Diretora de cinema de esquerda aposta na amnésia dos brasileiros para "vender" santificação do PT

Uma coisa a esquerda faz como ninguém: revisar a história para que seus erros sejam esquecidos, relevados ou até mesmo transformados em virtudes.

Sabendo disso, fica mais fácil entender a real intenção do documentário "Democracia em Vertigem", da diretora de esquerda Petra Costa. O filme narra, em vários idiomas e voz fanha, uma visão muito seletiva dos acontecimentos políticos em torno da era PT. Até tenta maquiar suas intenções com um verniz de isenção, mas a tara da diretora por vingar o impeachment fala mais alto.

Essa produção é provavelmente a primeira de várias que tentarão reescrever a história para beneficiar a esquerda, a ponto de que no futuro, a pessoa que lembrar que o PT foi um partido corrupto, seja tratada como um fascista intolerante que precisa "estudar história".

Petra Costa utiliza de uma seletividade comovente para justificar sua sensação vertiginosa em relação à democracia.
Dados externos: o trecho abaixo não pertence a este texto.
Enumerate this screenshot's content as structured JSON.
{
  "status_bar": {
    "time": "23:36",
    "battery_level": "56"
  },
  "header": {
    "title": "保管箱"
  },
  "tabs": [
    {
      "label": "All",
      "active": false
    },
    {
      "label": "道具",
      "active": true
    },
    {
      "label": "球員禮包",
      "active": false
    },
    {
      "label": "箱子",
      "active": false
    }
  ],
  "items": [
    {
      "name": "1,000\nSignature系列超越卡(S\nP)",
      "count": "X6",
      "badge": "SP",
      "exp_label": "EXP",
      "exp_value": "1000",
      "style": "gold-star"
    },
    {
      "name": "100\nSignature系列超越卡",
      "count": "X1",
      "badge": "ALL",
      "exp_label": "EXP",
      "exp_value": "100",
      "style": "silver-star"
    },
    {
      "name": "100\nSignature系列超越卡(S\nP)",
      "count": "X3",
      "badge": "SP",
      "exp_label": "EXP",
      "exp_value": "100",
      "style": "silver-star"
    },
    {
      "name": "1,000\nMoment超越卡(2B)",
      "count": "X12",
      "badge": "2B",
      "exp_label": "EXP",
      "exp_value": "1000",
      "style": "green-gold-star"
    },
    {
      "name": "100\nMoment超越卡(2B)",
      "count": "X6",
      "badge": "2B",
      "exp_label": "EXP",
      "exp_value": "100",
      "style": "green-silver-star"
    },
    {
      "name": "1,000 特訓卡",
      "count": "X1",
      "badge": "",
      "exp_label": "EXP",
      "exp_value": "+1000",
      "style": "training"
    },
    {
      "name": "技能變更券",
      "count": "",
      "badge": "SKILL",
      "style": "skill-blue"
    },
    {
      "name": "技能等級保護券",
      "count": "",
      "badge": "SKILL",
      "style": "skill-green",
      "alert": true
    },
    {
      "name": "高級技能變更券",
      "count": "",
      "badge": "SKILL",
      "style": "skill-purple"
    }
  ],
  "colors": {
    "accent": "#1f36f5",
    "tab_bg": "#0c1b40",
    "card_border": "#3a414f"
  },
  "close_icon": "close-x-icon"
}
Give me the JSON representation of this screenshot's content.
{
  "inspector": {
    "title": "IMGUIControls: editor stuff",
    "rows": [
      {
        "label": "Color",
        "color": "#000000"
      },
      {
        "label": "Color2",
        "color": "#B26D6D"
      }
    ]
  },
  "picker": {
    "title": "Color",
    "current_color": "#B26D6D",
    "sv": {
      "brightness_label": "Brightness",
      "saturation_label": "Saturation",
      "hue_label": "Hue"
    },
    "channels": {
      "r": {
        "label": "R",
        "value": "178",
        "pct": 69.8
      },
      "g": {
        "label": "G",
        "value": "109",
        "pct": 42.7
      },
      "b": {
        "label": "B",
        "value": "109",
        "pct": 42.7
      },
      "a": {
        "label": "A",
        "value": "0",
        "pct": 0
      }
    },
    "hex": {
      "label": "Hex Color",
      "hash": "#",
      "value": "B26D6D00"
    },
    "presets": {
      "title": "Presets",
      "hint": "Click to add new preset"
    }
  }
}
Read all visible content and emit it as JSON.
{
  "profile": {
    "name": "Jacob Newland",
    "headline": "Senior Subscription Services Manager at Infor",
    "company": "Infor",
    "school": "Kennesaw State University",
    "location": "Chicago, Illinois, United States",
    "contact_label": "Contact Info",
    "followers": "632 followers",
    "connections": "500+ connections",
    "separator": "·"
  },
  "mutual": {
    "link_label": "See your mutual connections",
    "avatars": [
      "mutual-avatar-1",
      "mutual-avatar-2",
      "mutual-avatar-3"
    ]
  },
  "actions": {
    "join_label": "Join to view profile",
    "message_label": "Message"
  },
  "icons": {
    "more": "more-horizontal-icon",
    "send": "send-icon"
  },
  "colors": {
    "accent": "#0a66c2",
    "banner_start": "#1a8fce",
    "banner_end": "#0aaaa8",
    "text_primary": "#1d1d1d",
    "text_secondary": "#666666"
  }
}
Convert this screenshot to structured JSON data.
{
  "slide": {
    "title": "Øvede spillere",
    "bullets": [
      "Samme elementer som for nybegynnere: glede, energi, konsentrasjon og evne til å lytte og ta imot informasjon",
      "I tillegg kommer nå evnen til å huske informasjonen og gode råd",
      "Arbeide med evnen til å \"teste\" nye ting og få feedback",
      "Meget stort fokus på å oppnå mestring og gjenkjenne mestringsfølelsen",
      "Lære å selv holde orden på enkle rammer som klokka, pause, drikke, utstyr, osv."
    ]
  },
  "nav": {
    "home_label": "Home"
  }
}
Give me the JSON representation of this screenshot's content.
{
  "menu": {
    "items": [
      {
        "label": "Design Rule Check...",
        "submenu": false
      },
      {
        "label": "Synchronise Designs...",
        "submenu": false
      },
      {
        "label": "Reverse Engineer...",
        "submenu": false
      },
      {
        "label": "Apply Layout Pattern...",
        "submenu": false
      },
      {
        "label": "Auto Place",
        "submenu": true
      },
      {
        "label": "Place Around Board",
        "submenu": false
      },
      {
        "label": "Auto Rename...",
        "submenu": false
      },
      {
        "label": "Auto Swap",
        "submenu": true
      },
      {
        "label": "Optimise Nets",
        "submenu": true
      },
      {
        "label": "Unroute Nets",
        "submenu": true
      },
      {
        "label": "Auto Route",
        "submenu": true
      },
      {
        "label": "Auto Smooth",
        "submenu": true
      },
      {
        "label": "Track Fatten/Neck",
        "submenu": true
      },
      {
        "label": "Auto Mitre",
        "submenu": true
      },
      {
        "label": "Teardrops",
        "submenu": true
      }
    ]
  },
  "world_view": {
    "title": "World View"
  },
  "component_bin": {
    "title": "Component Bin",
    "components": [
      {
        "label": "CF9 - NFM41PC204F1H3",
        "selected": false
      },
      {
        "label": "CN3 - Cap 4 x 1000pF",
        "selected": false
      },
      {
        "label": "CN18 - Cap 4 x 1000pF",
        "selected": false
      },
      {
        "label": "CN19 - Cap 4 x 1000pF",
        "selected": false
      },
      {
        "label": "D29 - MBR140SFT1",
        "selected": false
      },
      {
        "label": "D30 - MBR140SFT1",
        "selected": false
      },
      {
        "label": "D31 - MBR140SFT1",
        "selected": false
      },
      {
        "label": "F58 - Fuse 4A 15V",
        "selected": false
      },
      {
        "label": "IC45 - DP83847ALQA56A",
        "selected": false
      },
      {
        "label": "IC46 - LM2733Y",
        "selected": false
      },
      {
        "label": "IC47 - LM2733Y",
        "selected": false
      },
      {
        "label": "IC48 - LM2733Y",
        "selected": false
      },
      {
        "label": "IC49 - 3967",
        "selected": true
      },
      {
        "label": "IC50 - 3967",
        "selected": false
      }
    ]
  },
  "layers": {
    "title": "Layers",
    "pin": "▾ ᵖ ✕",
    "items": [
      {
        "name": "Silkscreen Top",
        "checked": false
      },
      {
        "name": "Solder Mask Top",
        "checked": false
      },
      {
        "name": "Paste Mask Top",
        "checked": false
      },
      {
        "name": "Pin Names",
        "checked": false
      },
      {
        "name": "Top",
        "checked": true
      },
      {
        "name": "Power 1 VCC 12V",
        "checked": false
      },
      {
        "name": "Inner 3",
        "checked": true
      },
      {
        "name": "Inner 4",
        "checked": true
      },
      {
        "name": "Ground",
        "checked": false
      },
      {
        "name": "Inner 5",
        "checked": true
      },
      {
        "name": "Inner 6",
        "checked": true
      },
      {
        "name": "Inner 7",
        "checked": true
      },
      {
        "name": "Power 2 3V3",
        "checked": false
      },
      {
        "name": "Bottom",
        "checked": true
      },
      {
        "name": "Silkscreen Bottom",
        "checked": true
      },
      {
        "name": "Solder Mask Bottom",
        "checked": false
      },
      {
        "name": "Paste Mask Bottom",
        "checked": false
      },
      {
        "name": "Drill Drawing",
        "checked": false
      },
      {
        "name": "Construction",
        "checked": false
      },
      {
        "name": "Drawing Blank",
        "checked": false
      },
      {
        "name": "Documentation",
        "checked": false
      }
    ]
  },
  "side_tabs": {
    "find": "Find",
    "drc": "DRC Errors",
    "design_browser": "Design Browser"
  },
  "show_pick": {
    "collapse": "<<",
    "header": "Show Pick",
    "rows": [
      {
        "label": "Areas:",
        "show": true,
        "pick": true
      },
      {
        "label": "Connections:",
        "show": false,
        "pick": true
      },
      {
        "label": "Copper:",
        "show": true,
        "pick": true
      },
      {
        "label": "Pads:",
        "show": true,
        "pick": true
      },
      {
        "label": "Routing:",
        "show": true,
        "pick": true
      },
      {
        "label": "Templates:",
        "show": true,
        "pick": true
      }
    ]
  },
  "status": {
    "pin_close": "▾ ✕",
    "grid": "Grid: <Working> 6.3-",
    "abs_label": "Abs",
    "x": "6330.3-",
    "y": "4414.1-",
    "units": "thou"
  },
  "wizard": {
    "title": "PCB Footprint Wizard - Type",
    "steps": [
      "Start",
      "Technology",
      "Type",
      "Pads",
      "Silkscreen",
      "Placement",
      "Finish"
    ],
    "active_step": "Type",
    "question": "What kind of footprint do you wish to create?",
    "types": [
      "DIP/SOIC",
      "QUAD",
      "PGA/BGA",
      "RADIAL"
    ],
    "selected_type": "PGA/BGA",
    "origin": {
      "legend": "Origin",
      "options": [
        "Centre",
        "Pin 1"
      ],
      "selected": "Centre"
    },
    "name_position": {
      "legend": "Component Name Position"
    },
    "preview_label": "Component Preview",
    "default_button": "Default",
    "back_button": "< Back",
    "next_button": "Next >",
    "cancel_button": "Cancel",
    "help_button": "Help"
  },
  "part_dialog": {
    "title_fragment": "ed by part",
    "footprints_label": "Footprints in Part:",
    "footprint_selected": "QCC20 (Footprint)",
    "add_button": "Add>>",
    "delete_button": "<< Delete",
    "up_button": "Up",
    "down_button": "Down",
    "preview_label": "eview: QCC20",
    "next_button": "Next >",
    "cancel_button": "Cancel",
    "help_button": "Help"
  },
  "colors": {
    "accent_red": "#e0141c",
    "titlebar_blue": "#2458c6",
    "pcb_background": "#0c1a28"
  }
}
Isso, aliado a uma leniência fraternal com os personagens petistas, acaba transparecendo a real intenção do documentário: ser uma peça de propaganda Petista divulgada numa plataforma mundial para limpar a barra do PT perante a opinião internacional. Ramo em que a Netflix tem se especializado.

Durante todo o documentário, os políticos do PT são tratados como meros agentes passivos da situação, como se os pobrezinhos não tivessem opção a não ser se envolver na irresistível corrupção que controla o país. Além de que vários episódios, provas e escândalos de corrupção do partido dos trabalhadores são carinhosamente omitidos.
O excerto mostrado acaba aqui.